Quand l’officier, là-haut, eut enfin fini, il parcourut encore d’un regard souriant toutes les parties de l’ensemble, referma cette fois le couvercle de la traceuse qui était jusque-là resté levé, redescendit, regarda au fond de la fosse et puis en direction du condamné, nota avec satisfaction que ce dernier avait récupéré ses vêtements, se dirigea ensuite vers le seau pour se laver les mains, en constata trop tard la repoussante saleté, s’attrista de ne pouvoir donc s’y laver les mains, les plongea finalement – sans que cette solution de remplacement lui convînt, mais il fallait faire contre mauvaise fortune bon cœur – dans le sable, puis se redressa et se mit à déboutonner sa vareuse d’uniforme. Ce faisant, il reçut d’abord dans les mains les deux mouchoirs de dame qui étaient coincés dans son col.
– Tiens tes mouchoirs ! dit-il en les lançant au condamné, et il ajouta en guise d’explication à l’adresse du voyageur : Cadeau des dames !

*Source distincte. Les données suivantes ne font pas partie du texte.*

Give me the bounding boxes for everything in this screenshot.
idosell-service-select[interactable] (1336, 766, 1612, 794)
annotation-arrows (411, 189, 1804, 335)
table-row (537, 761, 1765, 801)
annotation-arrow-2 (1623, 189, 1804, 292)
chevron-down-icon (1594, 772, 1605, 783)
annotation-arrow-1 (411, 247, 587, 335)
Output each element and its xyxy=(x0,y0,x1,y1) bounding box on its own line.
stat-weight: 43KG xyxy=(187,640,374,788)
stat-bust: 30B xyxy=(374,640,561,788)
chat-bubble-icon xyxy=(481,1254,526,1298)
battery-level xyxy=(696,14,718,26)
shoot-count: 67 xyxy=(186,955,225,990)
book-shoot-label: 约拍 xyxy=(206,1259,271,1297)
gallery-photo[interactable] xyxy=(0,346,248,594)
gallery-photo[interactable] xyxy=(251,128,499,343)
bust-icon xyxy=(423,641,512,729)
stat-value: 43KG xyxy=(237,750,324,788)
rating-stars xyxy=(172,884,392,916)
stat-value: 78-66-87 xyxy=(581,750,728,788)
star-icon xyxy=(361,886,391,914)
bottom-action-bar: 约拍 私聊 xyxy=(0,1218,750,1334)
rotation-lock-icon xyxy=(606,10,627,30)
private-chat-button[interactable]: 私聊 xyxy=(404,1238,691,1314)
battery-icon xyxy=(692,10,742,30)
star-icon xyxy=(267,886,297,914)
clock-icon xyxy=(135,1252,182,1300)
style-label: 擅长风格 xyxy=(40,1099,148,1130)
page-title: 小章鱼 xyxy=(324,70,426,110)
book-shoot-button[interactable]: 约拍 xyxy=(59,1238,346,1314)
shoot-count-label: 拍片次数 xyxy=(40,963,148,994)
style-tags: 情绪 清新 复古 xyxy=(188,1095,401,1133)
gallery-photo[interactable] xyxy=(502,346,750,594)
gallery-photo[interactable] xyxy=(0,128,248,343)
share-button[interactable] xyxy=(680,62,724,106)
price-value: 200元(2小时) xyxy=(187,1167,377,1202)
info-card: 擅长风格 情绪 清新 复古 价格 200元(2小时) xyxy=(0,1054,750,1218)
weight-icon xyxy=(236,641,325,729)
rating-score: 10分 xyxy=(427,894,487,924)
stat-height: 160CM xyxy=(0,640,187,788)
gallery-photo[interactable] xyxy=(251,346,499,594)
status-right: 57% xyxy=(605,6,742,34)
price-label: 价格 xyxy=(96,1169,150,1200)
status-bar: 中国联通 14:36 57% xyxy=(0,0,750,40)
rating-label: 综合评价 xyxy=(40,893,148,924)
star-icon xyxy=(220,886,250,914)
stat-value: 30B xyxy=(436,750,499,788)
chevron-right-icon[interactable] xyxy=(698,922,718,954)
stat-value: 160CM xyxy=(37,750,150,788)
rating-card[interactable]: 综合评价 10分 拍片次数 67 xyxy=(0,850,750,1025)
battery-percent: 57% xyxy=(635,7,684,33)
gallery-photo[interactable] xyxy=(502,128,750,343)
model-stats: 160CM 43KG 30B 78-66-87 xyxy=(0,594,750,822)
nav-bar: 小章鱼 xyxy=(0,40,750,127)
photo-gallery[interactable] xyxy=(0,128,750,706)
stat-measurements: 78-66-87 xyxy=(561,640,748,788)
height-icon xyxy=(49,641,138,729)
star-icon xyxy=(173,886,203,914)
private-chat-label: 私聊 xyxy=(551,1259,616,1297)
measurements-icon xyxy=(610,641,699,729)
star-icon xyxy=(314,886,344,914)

En dépit de la hâte manifeste qu’il mettait à déboutonner sa vareuse, puis à se déshabiller entièrement, il maniait néanmoins chaque vêtement avec le plus grand soin, et même il lissa du doigt, tout spécialement, les cordelières d’argent de sa vareuse, tapotant même un gland pour qu’il tombât d’aplomb. Ce qui à vrai dire n’allait guère avec tant de méticulosité, c’est qu’à peine en avait-il fini avait une pièce de vêtement qu’il la jetait d’un geste hargneux dans la fosse. Pour finir, il ne lui resta plus que sa courte épée avec sa bretelle. Il tira l’épée du fourreau, la brisa en deux, puis en saisit tout à la fois les morceaux, le fourreau et la bretelle, et les jeta si violemment qu’ils allèrent tinter les uns contre les autres au fond de la fosse.
Il était maintenant nu. Le voyageur se mordit les lèvres et ne dit rien. Il savait bien ce qui allait arriver, mais il n’avait aucun droit d’empêcher l’officier de faire quoi que ce fût. Si effectivement cette procédure judiciaire à laquelle l’officier était attaché était si près d’être abolie – éventuellement à la suite d’une intervention à laquelle le voyageur se sentait pour sa part tenu –, alors l’officier se comportait à présent de façon tout à fait judicieuse ; le voyageur, à sa place, n’aurait pas agi autrement.
Le soldat et le condamné ne comprirent tout d’abord rien, au début ils ne regardèrent même pas. Le condamné était très content d’avoir récupéré les mouchoirs, mais il n’eut pas loisir de s’en réjouir longtemps, car le soldat les lui chipa d’un geste vif et imprévisible. Alors, le condamné tenta de les lui reprendre, coincés qu’ils étaient sous le ceinturon du soldat, mais celui-ci était vigilant. Ils se disputaient ainsi, à moitié pour rire. Ce n’est que quand l’officier fut entièrement nu qu’ils devinrent attentifs. Le condamné, en particulier, parut être frappé par le pressentiment de quelque grand revirement. Ce qui lui était arrivé à lui arrivait maintenant à l’officier. Peut-être que les choses allaient être poussées jusqu’à leur terme extrême.